Ces deux grands traits de notre actualité – mort et mensonge – font assez voir quel en est l’inspirateur derrière les exécutants visibles : celui qui est « homicide, dès le commencement […]. Il est menteur, et le père du mensonge » (Jn 8, 44). Le prince de ce monde règne donc presque sans partage, semble-t-il, puisque ceux qui auraient pu s’opposer à lui ont trahi. Or, par nécessité théologique, le plan de Satan fait partie du plan de Dieu. Les perspectives sont donc excellentes, puisque Dieu est désormais comme tenu d’intervenir Lui-même : nous ne pouvons plus recourir à des contre-pouvoirs humains, toujours faillibles et bornés. Or nous savons par ailleurs que le temps de Satan lui est compté. La mort et le mensonge vont donc s’amplifier : Jésus-Christ règne aujourd’hui, mais par les calamités liées à son absence. Pour qu’Il règne enfin par les bienfaits de sa présence, les hommes devront comprendre que le salut ne viendra ni d’un vaccin ni d’une élection ni d’une théorie économique, mais de la conversion des cœurs et par là des intelligences. Car il existe encore des hommes de bonne volonté, ceux dont il est écrit : « Qui n’est pas contre nous est pour nous » (Mc 9, 40)7. Tous les espoirs sont donc permis pour le monde d’après, en gardant du moins en mémoire ce leitmotiv biblique : « (Seuls) ceux qui croient ne seront pas confondus !8 » Concluons avec saint Augustin : « De même que les impies font servir au mal les œuvres bonnes de Dieu, Dieu au contraire sait faire servir au bien les actions coupables des hommes9 »
1 Cf. Le Cep n°91, p. 42.
2 En France, puis, trois jours plus tard aux Pays-Bas.
3 Cette « vaccination » revient cependant par la petite porte : on l’impose pour les opérations extérieures et pour l’« opérations sentinelle ».
4Par opposition à la civilisation byzantine où le grand art consiste en menues variantes par rapport à un modèle canonique.
5 Relire à ce sujet le courrier d’un ingénieur licencié pour faute grave pour avoir critiqué une exposition itinérante destinée à banaliser l’homosexualité dans son groupe industriel (Le Cep n°95, p. 87).

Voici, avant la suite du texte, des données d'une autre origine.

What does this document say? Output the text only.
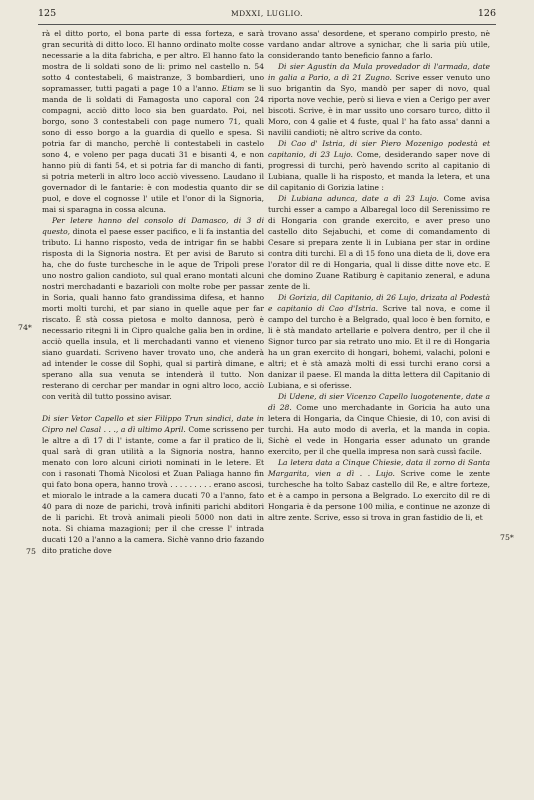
125	MDXXI, LUGLIO.	126
74*
75
75*

rà el ditto porto, el bona parte di essa forteza, e sarà gran securità di ditto loco. El hanno ordinato molte cosse necessarie a la dita fabricha, e per altro. El hanno fato la mostra de li soldati sono de li: primo nel castello n. 54 sotto 4 contestabeli, 6 maistranze, 3 bombardieri, uno sopramasser, tutti pagati a page 10 a l'anno. Etiam se li manda de li soldati di Famagosta uno caporal con 24 compagni, acciò ditto loco sia ben guardato. Poi, nel borgo, sono 3 contestabeli con page numero 71, quali sono di esso borgo a la guardia di quello e spesa. Si potria far di mancho, perchè li contestabeli in castelo sono 4, e voleno per paga ducati 31 e bisanti 4, e non hanno più di fanti 54, et si potria far di mancho di fanti, si potria meterli in altro loco acciò vivesseno. Laudano il governador di le fantarie: è con modestia quanto dir se puol, e dove el cognosse l' utile et l'onor di la Signoria, mai si sparagna in cossa alcuna.

Per letere hanno del consolo di Damasco, di 3 di questo, dinota el paese esser pacifico, e li fa instantia del tributo. Li hanno risposto, veda de intrigar fin se habbi risposta di la Signoria nostra. Et per avisi de Baruto si ha, che do fuste turchesche in le aque de Tripoli prese uno nostro galion candioto, sul qual erano montati alcuni nostri merchadanti e bazarioli con molte robe per passar in Soria, quali hanno fato grandissima difesa, et hanno morti molti turchi, et par siano in quelle aque per far riscato. È stà cossa pietosa e molto dannosa, però è necessario ritegni li in Cipro qualche galia ben in ordine, acciò quella insula, et li merchadanti vanno et vieneno siano guardati. Scriveno haver trovato uno, che anderà ad intender le cosse dil Sophi, qual si partirà dimane, e sperano alla sua venuta se intenderà il tutto. Non resterano di cerchar per mandar in ogni altro loco, acciò con verità dil tutto possino avisar.

Di sier Vetor Capello et sier Filippo Trun sindici, date in Cipro nel Casal . . ., a dì ultimo April. Come scrisseno per le altre a dì 17 di l' istante, come a far il pratico de li, qual sarà di gran utilità a la Signoria nostra, hanno menato con loro alcuni cirioti nominati in le letere. Et con i rasonati Thomà Nicolosi et Zuan Paliaga hanno fin qui fato bona opera, hanno trovà . . . . . . . . . erano ascosi, et mioralo le intrade a la camera ducati 70 a l'anno, fato 40 para di noze de parichi, trovà infiniti parichi abditori de li parichi. Et trovà animali pieoli 5000 non dati in nota. Si chiama mazagioni; per il che cresse l' intrada ducati 120 a l'anno a la camera. Sichè vanno drio fazando dito pratiche dove

trovano assa' desordene, et sperano compirlo presto, nè vardano andar altrove a synichar, che li saria più utile, considerando tanto beneficio fanno a farlo.

Di sier Agustin da Mula provedador di l'armada, date in galia a Pario, a dì 21 Zugno. Scrive esser venuto uno suo brigantin da Syo, mandò per saper di novo, qual riporta nove vechie, però si lieva e vien a Cerigo per aver biscoti. Scrive, è in mar ussito uno corsaro turco, ditto il Moro, con 4 galie et 4 fuste, qual l' ha fato assa' danni a navilii candioti; nè altro scrive da conto.

Di Cao d' Istria, di sier Piero Mozenigo podestà et capitanio, di 23 Lujo. Come, desiderando saper nove di progressi di turchi, però havendo scrito al capitanio di Lubiana, qualle li ha risposto, et manda la letera, et una dil capitanio di Gorizia latine :

Di Lubiana adunca, date a dì 23 Lujo. Come avisa turchi esser a campo a Albaregal loco dil Serenissimo re di Hongaria con grande exercito, e aver preso uno castello dito Sejabuchi, et come di comandamento di Cesare si prepara zente li in Lubiana per star in ordine contra diti turchi. El a dì 15 fono una dieta de li, dove era l'orator dil re di Hongaria, qual li disse ditte nove etc. E che domino Zuane Ratiburg è capitanio zeneral, e aduna zente de li.

Di Gorizia, dil Capitanio, di 26 Lujo, drizata al Podestà e capitanio di Cao d'Istria. Scrive tal nova, e come il campo del turcho è a Belgrado, qual loco è ben fornito, e li è stà mandato artellarie e polvera dentro, per il che il Signor turco par sia retrato uno mio. Et il re di Hongaria ha un gran exercito di hongari, bohemi, valachi, poloni e altri; et è stà amazà molti di essi turchi erano corsi a danizar il paese. El manda la ditta lettera dil Capitanio di Lubiana, e si oferisse.

Di Udene, di sier Vicenzo Capello luogotenente, date a dì 28. Come uno merchadante in Goricia ha auto una letera di Hongaria, da Cinque Chiesie, di 10, con avisi di turchi. Ha auto modo di averla, et la manda in copia. Sichè el vede in Hongaria esser adunato un grande exercito, per il che quella impresa non sarà cussì facile.

La letera data a Cinque Chiesie, data il zorno di Santa Margarita, vien a dì . . Lujo. Scrive come le zente turchesche ha tolto Sabaz castello dil Re, e altre forteze, et è a campo in persona a Belgrado. Lo exercito dil re di Hongaria è da persone 100 milia, e continue ne azonze di altre zente. Scrive, esso si trova in gran fastidio de li, et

6 On notera avec intérêt que le seul cardinal ayant donné ses encouragements écrits à un document anti-évolutionniste (La Création et le Temps, disponible sur demande au Secrétariat du CEP) est le cardinal Juan Sandoval, archevêque émérite de Guadalajara, la ville qui fut l’épicentre du soulèvement Cristero. Le séminaire de Guadalajara compte 600 séminaristes !
7 Noter la différence avec la phrase plus connue : « Qui n’est pas avec moi est contre moi » (Mt 12, 30) : les disciples sont tout autres que le Maître…
8 Rm 9, 33 et 10, 11 ; 2 P 2, 6 ; mais aussi Si 2, 10 et 23, 7 et divers Psaumes.
9 Saint AUGUSTIN, Traité 27 (sur Jn 6), 10.